His first recommendation – short the Russell 2000, buy 10-year US Treasuries (“there will be no magnificent US recovery”), and miners and adds “own physical gold because the old system will implode. Those who own paper assets are doomed.”
Faber: This morning, I said most people don’t benefit from rising stock prices. This handsome young man on my left said I was incorrect. [Gabelli starts preening.] Yet, here are some statistics from Gallup’s annual economy and personal-finance survey on the percentage of U.S. adults invested in the market. The survey, whose results were published in May, asks whether respondents personally or jointly with a spouse have any money invested in the market, either in individual stock accounts, stock mutual funds, self-directed 401(k) retirement accounts, or individual retirement accounts. Only 52% responded positively.
Gabelli: They didn’t ask about company-sponsored 401(k)s, so it is a faulty question.
Faber: An analysis of Federal Reserve data suggests that half the U.S. population has seen a 40% decrease in wealth since 2007.

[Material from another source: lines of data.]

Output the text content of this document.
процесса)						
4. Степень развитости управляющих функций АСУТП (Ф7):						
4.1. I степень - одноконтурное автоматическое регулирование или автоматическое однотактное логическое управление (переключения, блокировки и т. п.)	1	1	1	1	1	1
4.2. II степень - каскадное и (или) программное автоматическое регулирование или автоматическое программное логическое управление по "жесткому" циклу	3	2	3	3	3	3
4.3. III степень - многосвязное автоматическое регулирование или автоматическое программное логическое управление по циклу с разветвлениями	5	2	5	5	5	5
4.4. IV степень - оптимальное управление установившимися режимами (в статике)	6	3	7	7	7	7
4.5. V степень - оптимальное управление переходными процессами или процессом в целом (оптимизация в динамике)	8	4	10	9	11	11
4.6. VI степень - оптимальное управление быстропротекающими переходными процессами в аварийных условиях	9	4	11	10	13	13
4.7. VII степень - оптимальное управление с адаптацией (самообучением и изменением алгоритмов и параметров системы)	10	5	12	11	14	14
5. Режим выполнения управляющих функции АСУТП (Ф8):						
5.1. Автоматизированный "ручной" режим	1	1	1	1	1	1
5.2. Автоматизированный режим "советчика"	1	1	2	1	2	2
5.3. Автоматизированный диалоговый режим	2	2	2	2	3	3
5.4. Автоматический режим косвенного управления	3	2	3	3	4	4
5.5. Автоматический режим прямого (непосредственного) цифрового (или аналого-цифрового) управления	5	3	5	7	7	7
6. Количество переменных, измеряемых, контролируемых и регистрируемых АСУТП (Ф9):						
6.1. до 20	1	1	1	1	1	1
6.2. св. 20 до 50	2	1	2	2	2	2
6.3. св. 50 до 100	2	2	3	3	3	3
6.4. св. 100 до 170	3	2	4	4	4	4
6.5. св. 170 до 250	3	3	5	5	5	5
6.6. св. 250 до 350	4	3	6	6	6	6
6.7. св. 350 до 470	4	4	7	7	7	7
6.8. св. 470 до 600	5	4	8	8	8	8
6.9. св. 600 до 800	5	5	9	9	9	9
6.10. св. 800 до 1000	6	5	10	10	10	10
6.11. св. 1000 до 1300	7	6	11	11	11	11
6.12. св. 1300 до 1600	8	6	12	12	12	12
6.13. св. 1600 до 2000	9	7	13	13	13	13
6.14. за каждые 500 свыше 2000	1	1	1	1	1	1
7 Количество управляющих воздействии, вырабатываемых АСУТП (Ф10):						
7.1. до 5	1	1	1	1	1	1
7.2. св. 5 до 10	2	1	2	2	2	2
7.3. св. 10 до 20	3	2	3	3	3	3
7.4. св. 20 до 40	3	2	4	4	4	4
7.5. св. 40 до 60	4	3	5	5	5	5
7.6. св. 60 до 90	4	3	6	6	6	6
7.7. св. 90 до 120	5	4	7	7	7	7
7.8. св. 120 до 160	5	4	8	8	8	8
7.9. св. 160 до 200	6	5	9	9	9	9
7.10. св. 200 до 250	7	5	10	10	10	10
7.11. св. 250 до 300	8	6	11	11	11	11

In Reminiscences of a Stock Operator [a fictionalized account of the trader Jesse Livermore that has become a Wall Street classic], Livermore said, “It never was my thinking that made the big money for me. It was always my sitting. Got that? My sitting tight.” Here’s another thought from John Hussmann of the Hussmann Funds: “The problem with bubbles is that they force one to decide whether to look like an idiot before the peak, or an idiot after the peak. There’s no calling the top, and most of the signals that have been most historically useful for that purpose have been blaring red since late 2011.”